Monday, December 20, 2004

Do you need Internet Explorer support?

WARNING: This blog entry was imported from my old blog on blogs.sun.com (which used different blogging software), so formatting and links may not be correct.


I recently went over the designer code in Creator and checked how much of
the CSS 2.1 spec it covers.
It intentionally doesn't address properties
that are nonvisual (such as the audio ones), or the ones for paged media
(not a priority for web apps), or properties that are interactive in
nature, such as cursor - these are not appropriate for
design time rendering. (The cursor for example is already is used to
indicate designer state, like whether the component under the cursor is resizable.)



With the above removals, the list of missing properties is pretty short.
(In fact, the list got much shorter when I updated from CSS 2 to CSS 2.1, since
CSS2.1

removed a number of properties and property values I was not supporting. Now I
no longer need to implement
cjk-ideographic | hiragana | katakana | hiragana-iroha | katakana-iroha for list-style-type to be compliant, for example.



There is however another set of properties I haven't implemented:


  • max-height, min-height, max-width, min-width
  • content, quotes, counter-increment, counter-reset
  • empty-cells
  • background-attachment (apparently implemented in IE but incorrectly)


What's special about these, and why aren't they implemented?
I didn't prioritize them because Internet Explorer
does not support them. Therefore, many users probably don't want to rely
on them given IE's still dominant market share.
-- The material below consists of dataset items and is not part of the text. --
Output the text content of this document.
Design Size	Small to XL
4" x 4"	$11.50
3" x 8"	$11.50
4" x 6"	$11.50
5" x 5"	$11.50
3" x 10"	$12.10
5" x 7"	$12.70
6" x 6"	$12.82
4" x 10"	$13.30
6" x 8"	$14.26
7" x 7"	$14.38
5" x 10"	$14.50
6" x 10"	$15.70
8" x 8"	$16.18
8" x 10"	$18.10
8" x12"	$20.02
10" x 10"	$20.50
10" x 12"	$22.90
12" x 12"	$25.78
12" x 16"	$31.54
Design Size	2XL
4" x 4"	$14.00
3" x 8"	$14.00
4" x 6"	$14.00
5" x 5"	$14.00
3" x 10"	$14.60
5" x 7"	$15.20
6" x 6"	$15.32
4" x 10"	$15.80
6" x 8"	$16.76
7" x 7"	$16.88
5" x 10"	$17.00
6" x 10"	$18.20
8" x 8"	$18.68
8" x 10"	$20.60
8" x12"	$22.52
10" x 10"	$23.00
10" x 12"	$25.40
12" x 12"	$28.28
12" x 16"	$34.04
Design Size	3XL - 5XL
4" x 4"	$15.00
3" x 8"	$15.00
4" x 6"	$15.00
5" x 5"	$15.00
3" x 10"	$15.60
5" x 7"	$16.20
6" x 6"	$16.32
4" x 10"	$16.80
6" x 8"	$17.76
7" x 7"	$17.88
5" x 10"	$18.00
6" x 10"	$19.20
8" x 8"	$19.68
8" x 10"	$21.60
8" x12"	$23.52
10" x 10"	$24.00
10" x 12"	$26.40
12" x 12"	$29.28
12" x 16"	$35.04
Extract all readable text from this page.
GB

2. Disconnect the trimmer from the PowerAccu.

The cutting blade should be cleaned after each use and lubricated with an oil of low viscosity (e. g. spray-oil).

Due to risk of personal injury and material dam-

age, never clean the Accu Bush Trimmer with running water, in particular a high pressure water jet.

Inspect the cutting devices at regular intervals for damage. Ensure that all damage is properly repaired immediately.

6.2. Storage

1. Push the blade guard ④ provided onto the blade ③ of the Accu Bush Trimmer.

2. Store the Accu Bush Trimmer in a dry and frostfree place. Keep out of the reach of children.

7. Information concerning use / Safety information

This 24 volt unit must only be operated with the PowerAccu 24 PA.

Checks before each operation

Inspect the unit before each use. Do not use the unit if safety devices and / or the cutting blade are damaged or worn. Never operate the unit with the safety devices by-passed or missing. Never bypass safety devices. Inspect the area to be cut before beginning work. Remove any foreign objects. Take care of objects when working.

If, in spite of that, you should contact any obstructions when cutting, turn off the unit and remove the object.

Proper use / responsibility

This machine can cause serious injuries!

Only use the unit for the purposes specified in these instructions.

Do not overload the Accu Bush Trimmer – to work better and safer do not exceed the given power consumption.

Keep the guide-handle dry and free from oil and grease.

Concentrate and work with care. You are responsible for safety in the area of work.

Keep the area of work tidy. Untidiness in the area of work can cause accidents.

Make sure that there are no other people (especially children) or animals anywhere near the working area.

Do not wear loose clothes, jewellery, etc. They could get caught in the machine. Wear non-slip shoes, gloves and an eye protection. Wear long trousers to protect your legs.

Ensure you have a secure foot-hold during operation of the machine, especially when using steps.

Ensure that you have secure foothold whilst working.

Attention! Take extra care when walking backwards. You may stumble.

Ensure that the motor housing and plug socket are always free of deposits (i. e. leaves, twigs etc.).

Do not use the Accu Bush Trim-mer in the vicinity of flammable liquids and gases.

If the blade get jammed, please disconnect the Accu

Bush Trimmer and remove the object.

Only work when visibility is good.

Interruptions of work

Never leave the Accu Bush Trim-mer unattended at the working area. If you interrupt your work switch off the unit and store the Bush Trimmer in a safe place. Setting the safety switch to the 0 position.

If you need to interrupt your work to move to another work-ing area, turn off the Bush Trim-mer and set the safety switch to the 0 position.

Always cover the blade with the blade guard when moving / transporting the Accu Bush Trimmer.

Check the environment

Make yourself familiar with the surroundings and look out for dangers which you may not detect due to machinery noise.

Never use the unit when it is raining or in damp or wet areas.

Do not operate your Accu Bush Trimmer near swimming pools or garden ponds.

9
So, today I have a question in my blog: If you develop a webapp using Creator,
do you limit yourself to CSS properties supported by IE? Or can you assume
that your users will use a standards compliant browser like
Firefox,
Safari or
Opera?
And if IE support is important, do you need any of the above CSS properties
in particular? Finally, I know there were some rumors/discussions a little while
ago about IE development having been resumed; is there any truth to that,
and have they said anything about plans for full CSS support?



By the way, on Friday I implemented the last five missing properties on
my list (other than the above IE-missing properties):
visibility (clip
was already implemented), font-variant,
text-transform, text-indent, and
font-family search lists. Now I've gotta
go and make sure all the property values are supported for these properties
too.


1 comment:

  1. Perhaps a way for Creator to comment out IE-incompatible CSS entries if an appropriate check-box is ticked? Or a fast way to switch back and forth between CSS modes for modern, CSS friendly browsers (Gecko, KHTML, Opera based) and that blast-from-the-CSS-past IE? I do realize this smacks of featuritis, but an interesting idea all the same.